A cobertura do atentado na França vai contra a lógica costumeira da própria mídia porque ela está comprometida com os valores imperialistas nas nações que se contrapõem ao Oriente, como a França. Não se trata aqui, claro, de menosprezar o sofrimento e as mortes de civis comuns que nada têm a ver com a política externa executada pelos seus países. A França, hoje, é um dos países que realiza bombardeiros na Síria, país em guerra civil e uma das regiões onde surgiu o Estado Islâmico, alvejado pelos ataques. A declaração do presidente dos Estados Unidos ilustra bem o discurso com o qual a mídia se compromete e, por isso, dá determinado espaço de cobertura sem uma reflexão profunda da origem do que ocorre. “Trata-se de um ataque não só contra os franceses, mas contra toda a humanidade e contra os valores que compartilhamos”, diz Barack Obama, faltando apenas dizer que só o Ocidente compõe uma “humanidade”. Obama se compromete a trabalhar com a França para “levar os terroristas à justiça”. Quem se recorda da execução de Saddam Husseim, Osama bin Laden e a guerra contra o Afeganistão e Iraque, sabe o que significa “justiça” para os Estados Unidos. Os quinze países membros do Conselho de Segurança da ONU emitiram declaração conjunta em que condenavam “da maneira mais firme os ataques terroristas odiosos e bárbaros” cometidos em Paris. Este discurso amplificado pela mídia ajuda a dividir o mundo, na compreensão da opinião comum, em uma parte civilizada e moderna e outra atrasada, composta, em parte, apenas por areia, bombas e camelos. Encobre toda a imposição geopolítica que a Europa (e depois também os Estados Unidos) faz ao ocidente desde que o continente europeu começou a deixar de ser uma periferia política, econômica e cultural do Mediterrâneo e do mundo muçulmano, a partir do século 15. Países europeus neocolonialistas, como a França, partiram entre si regiões árabes com o Acordo Sykes-Picot, passando a régua no mapa e separando tribos, etnias e culturas. Muito disto resulta nos conflitos que vemos entre diferentes grupos islâmicos, assim como as invasões estadunidenses no Afeganistão e Iraque com o interesse no controle do mercado de petróleo por detrás do discurso do combate ao terror.

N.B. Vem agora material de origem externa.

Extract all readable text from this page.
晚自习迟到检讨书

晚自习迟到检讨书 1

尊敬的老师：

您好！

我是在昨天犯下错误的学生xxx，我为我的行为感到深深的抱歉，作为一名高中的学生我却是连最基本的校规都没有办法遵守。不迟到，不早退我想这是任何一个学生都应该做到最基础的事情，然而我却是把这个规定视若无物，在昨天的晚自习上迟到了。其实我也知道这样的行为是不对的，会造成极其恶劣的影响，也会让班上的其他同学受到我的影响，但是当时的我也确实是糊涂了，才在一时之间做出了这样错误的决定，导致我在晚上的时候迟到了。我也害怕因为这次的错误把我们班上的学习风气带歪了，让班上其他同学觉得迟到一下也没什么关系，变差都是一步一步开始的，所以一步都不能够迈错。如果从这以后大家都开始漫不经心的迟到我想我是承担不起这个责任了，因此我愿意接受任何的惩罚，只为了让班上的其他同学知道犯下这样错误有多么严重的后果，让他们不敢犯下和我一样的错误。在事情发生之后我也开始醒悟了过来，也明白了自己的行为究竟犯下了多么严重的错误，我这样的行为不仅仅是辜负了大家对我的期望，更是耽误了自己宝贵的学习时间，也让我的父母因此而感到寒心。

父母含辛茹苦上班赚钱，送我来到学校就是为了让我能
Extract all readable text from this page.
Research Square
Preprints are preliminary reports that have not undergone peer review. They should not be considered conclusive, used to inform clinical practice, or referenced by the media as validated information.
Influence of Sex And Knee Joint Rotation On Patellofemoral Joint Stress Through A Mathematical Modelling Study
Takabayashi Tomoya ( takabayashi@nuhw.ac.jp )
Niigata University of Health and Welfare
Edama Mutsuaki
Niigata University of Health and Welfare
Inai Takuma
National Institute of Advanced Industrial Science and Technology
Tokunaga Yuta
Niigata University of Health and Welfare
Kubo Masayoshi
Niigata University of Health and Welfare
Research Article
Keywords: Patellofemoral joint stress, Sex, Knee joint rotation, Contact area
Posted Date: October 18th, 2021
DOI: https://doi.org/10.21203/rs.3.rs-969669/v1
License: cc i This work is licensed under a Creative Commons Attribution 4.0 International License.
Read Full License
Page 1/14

A questão política é escondida pela religiosa, mas mesmo esta não explica o radicalismo islâmico. Entrevista (http://goo.gl/jpo0wN) da professora de pós-graduação de Ciências da Religião da PUC-SP (Pontifícia Universidade Católica de São Paulo) Maria José Rosado Nunes demonstra a ignorância do discurso preconceituoso ao islã alimentado pela mídia, relacionando-o ao terrorismo. “Acho que a gente poderia fazer uma má comparação dizendo que o catolicismo é pedófilo, como se a gente passasse a tratar algo que acontece dentro do catolicismo como alguma coisa caracterizadora.” Outra entrevista (http://goo.gl/4fmXGk), publicada em maio em blog do Estadao.com.br, demonstra a relação do imperialismo com o terrorismo. “Como o islã pode produzir o Isis e, ao mesmo tempo, Malala Yousafzai, a mais recente vencedora do Prêmio Nobel da Paz? Ambos se baseiam no islã como fontes de inspiração”, pergunta o professor de religião Todd Green. “São as condições políticas que levam à emergência do Isis. Não haveria Isis se não fosse pela invasão e ocupação do Iraque pelos EUA, que abriu a porta para a al Qaida no Iraque, o grupo precursor do Isis. Não podemos contar a história do Isis separada da política externa dos Estados Unidos”, afirma Green.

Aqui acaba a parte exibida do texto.